Bed Management- as anyone in a hospital will tell, is a huge issue. The true status of available beds, clean rooms, patient transfers can be a nightmare even with the best EMR technology.

The issue more often than not is people and process, solutions need to take this into account and there are ways and means and solutions that can create appropriate notification to mitigate some of this bed management challenges.

A customer saw an improved bed utilization of over 400 minutes a day by better using the technology acquired earlier on just one use case- a huge expand opportunity of the solution vendor.

Shadowing exercise to capture events and the friction in the process:

Capturing the events at various stages of a patients journey in the ED allows one to understand use cases where process change or technology insertion can help mitigate the operational inefficiency or lean waste:

The shadowing exercise ties the event to the issues- the collaboration, coordination, communication and synchronization of activities, the breakdown expectation during peak loads as a result of open loop, passive process steps, the technologies used and the issues with their usage.

Can Technology meet process?

There is no shortage of technology in healthcare, in fact one can find similar technologies from more than one provider in use. Vendors sell their technologies but leave it to the customer to integrate that technology into the work environment and the process. When things don't work there is always finger pointing.

Healthcare customers require solutions from vendors that work with each other are seamless in the work process and have little learning curve.

Case in hand - nurses, physicians, techs are provided with wireless phones. At the beginning of each shift phones are allotted. In some hospitals the communication clerk lists the extension on a board- black-board or digital- against the resource to which the phone has been allotted. She then prints a list of extension and faxes this to various parts of the hospital. If one wants to reach a nurse one must first identify the extension and then make a call.
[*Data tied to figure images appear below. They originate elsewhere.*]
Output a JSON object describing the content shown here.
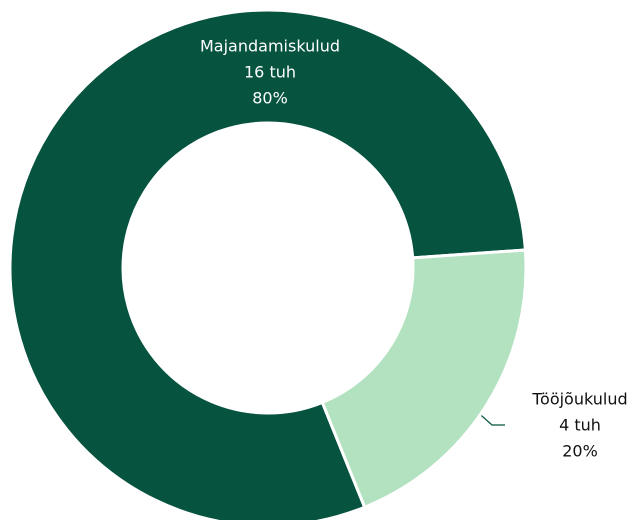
{
  "chart_data": {
    "type": "donut",
    "categories": [
      "Majandamiskulud",
      "Tööjõukulud"
    ],
    "values": [
      16,
      4
    ],
    "value_labels": [
      "16 tuh",
      "4 tuh"
    ],
    "percentages": [
      80,
      20
    ],
    "percentage_labels": [
      "80%",
      "20%"
    ],
    "colors": [
      "#06533f",
      "#b3e2c0"
    ]
  }
}
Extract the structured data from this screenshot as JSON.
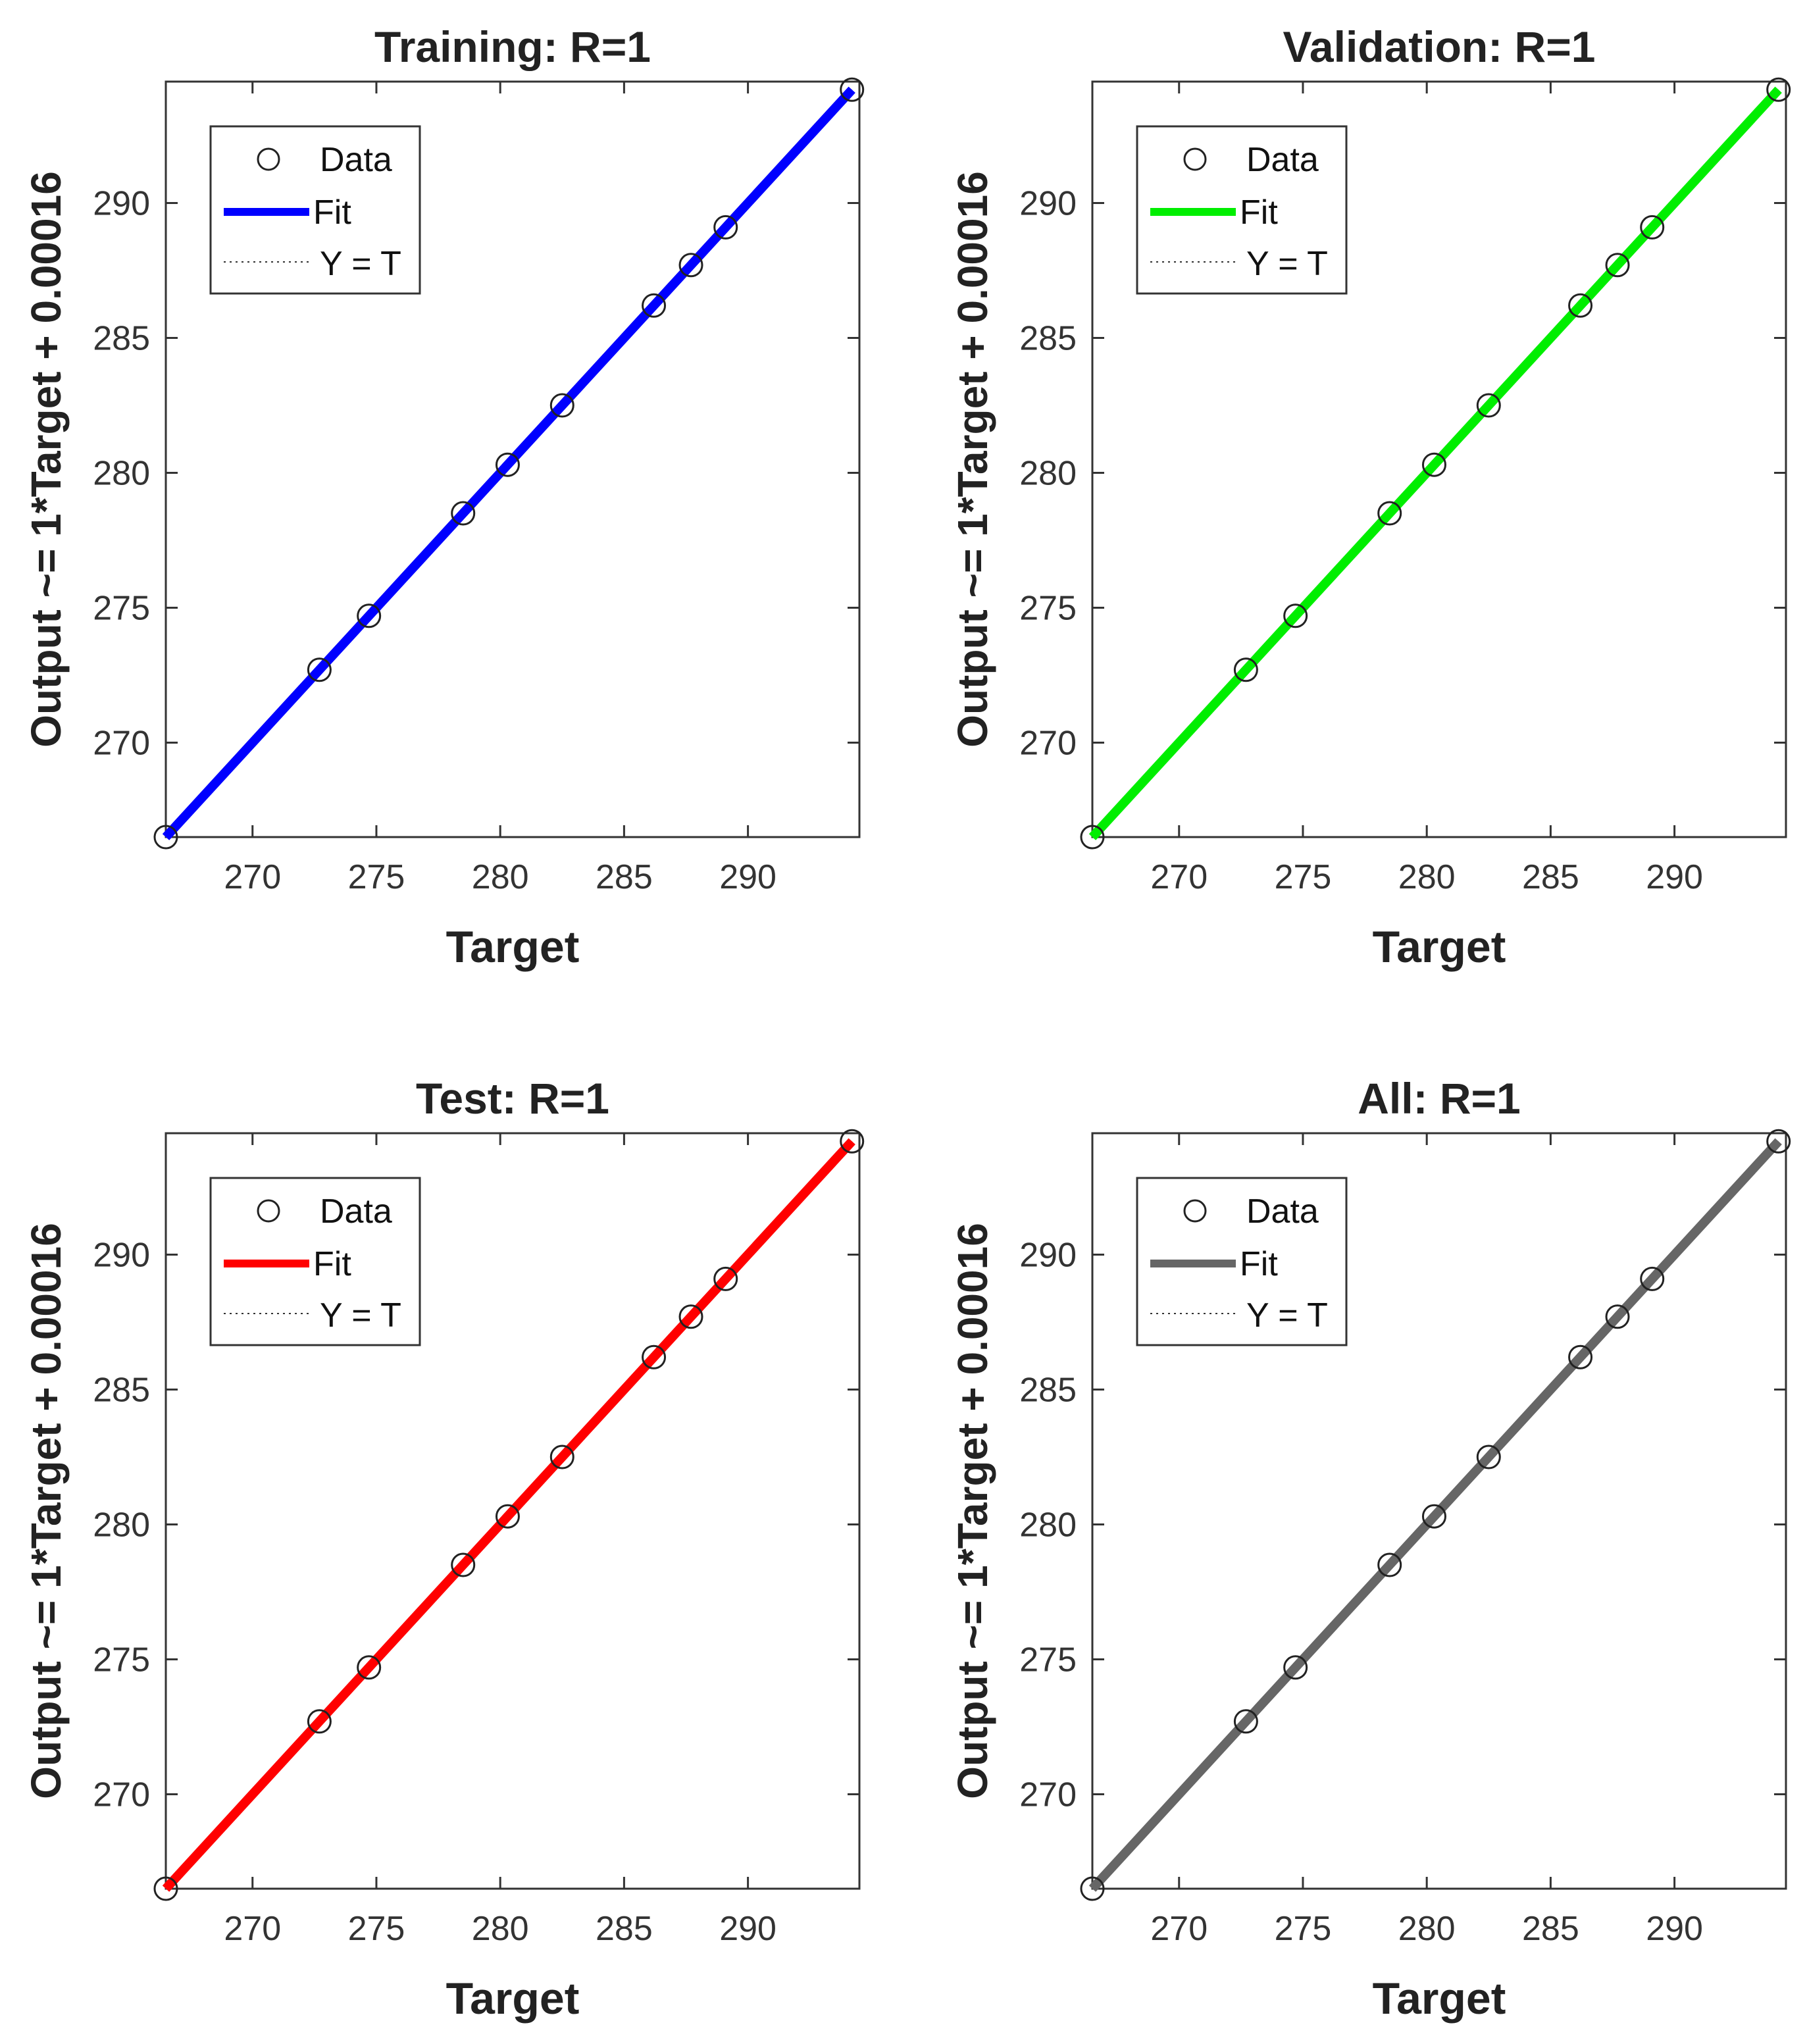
{
  "chart_data": [
    {
      "type": "scatter",
      "title": "Training: R=1",
      "xlabel": "Target",
      "ylabel": "Output ~= 1*Target + 0.00016",
      "xlim": [
        266.5,
        294.5
      ],
      "ylim": [
        266.5,
        294.5
      ],
      "xticks": [
        270,
        275,
        280,
        285,
        290
      ],
      "yticks": [
        270,
        275,
        280,
        285,
        290
      ],
      "fit_color": "#0000ff",
      "legend_position": "top-left",
      "legend": {
        "data": "Data",
        "fit": "Fit",
        "identity": "Y = T"
      },
      "series": [
        {
          "name": "Data",
          "kind": "points",
          "x": [
            266.5,
            272.7,
            274.7,
            278.5,
            280.3,
            282.5,
            286.2,
            287.7,
            289.1,
            294.2
          ],
          "y": [
            266.5,
            272.7,
            274.7,
            278.5,
            280.3,
            282.5,
            286.2,
            287.7,
            289.1,
            294.2
          ]
        },
        {
          "name": "Fit",
          "kind": "line",
          "x": [
            266.5,
            294.2
          ],
          "y": [
            266.5,
            294.2
          ]
        },
        {
          "name": "Y = T",
          "kind": "dotted-line",
          "x": [
            266.5,
            294.2
          ],
          "y": [
            266.5,
            294.2
          ]
        }
      ]
    },
    {
      "type": "scatter",
      "title": "Validation: R=1",
      "xlabel": "Target",
      "ylabel": "Output ~= 1*Target + 0.00016",
      "xlim": [
        266.5,
        294.5
      ],
      "ylim": [
        266.5,
        294.5
      ],
      "xticks": [
        270,
        275,
        280,
        285,
        290
      ],
      "yticks": [
        270,
        275,
        280,
        285,
        290
      ],
      "fit_color": "#00ee00",
      "legend_position": "top-left",
      "legend": {
        "data": "Data",
        "fit": "Fit",
        "identity": "Y = T"
      },
      "series": [
        {
          "name": "Data",
          "kind": "points",
          "x": [
            266.5,
            272.7,
            274.7,
            278.5,
            280.3,
            282.5,
            286.2,
            287.7,
            289.1,
            294.2
          ],
          "y": [
            266.5,
            272.7,
            274.7,
            278.5,
            280.3,
            282.5,
            286.2,
            287.7,
            289.1,
            294.2
          ]
        },
        {
          "name": "Fit",
          "kind": "line",
          "x": [
            266.5,
            294.2
          ],
          "y": [
            266.5,
            294.2
          ]
        },
        {
          "name": "Y = T",
          "kind": "dotted-line",
          "x": [
            266.5,
            294.2
          ],
          "y": [
            266.5,
            294.2
          ]
        }
      ]
    },
    {
      "type": "scatter",
      "title": "Test: R=1",
      "xlabel": "Target",
      "ylabel": "Output ~= 1*Target + 0.00016",
      "xlim": [
        266.5,
        294.5
      ],
      "ylim": [
        266.5,
        294.5
      ],
      "xticks": [
        270,
        275,
        280,
        285,
        290
      ],
      "yticks": [
        270,
        275,
        280,
        285,
        290
      ],
      "fit_color": "#ff0000",
      "legend_position": "top-left",
      "legend": {
        "data": "Data",
        "fit": "Fit",
        "identity": "Y = T"
      },
      "series": [
        {
          "name": "Data",
          "kind": "points",
          "x": [
            266.5,
            272.7,
            274.7,
            278.5,
            280.3,
            282.5,
            286.2,
            287.7,
            289.1,
            294.2
          ],
          "y": [
            266.5,
            272.7,
            274.7,
            278.5,
            280.3,
            282.5,
            286.2,
            287.7,
            289.1,
            294.2
          ]
        },
        {
          "name": "Fit",
          "kind": "line",
          "x": [
            266.5,
            294.2
          ],
          "y": [
            266.5,
            294.2
          ]
        },
        {
          "name": "Y = T",
          "kind": "dotted-line",
          "x": [
            266.5,
            294.2
          ],
          "y": [
            266.5,
            294.2
          ]
        }
      ]
    },
    {
      "type": "scatter",
      "title": "All: R=1",
      "xlabel": "Target",
      "ylabel": "Output ~= 1*Target + 0.00016",
      "xlim": [
        266.5,
        294.5
      ],
      "ylim": [
        266.5,
        294.5
      ],
      "xticks": [
        270,
        275,
        280,
        285,
        290
      ],
      "yticks": [
        270,
        275,
        280,
        285,
        290
      ],
      "fit_color": "#666666",
      "legend_position": "top-left",
      "legend": {
        "data": "Data",
        "fit": "Fit",
        "identity": "Y = T"
      },
      "series": [
        {
          "name": "Data",
          "kind": "points",
          "x": [
            266.5,
            272.7,
            274.7,
            278.5,
            280.3,
            282.5,
            286.2,
            287.7,
            289.1,
            294.2
          ],
          "y": [
            266.5,
            272.7,
            274.7,
            278.5,
            280.3,
            282.5,
            286.2,
            287.7,
            289.1,
            294.2
          ]
        },
        {
          "name": "Fit",
          "kind": "line",
          "x": [
            266.5,
            294.2
          ],
          "y": [
            266.5,
            294.2
          ]
        },
        {
          "name": "Y = T",
          "kind": "dotted-line",
          "x": [
            266.5,
            294.2
          ],
          "y": [
            266.5,
            294.2
          ]
        }
      ]
    }
  ]
}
Would it not be better to have a single permanent number reach for each resource? A smartphone with a directory and with a little systems integration on the Collaboration software the care teams security badge could be scanned on the phone to register the extension to the permanent number.

How do you make open loop, passive processes into active process? Technology from Vocera/Extension (#Vocera) can provide smart notifications with integration to the EMR and other clinical systems- and perhaps some scripting. So nurses can be notified about stat orders and can intervene; physicians and pharmacists can collaborate through text, video or even E Mail. With mobile IT access orders can be entered at the patient bed eliminating the need for batch updates.

Bed management huddles and other meetings can be done through virtual collaboration solutions.

Real time location technologies are use case or application specific. Applications determine the underlying wireless technology- Is it certainty based- infant tracking; peri-operative workflows, ED workflows; limited certainty based - asset security, asset location; or calculation based through triangulation such as way-finding. Wireless technologies can be LF, Gen2 Infra red, Bluetooth Low energy, UHF Wifi just to name a few. A look at the closet design would also indicate failure modes and applications that could potentially fail if the switches fail.

Shadowing the participants in some of the key processes help identify fairly interesting use cases- some use cases where existing solutions can be deployed, some use cases that may need new technologies and some creative systems integration.

When the solution enables, engages and empowers the participants there will be adoption and a much desired land and expand for technology. At that moment technology meets the process enables, engages and empowers the workforce, transforms patient experience and workforce productivity.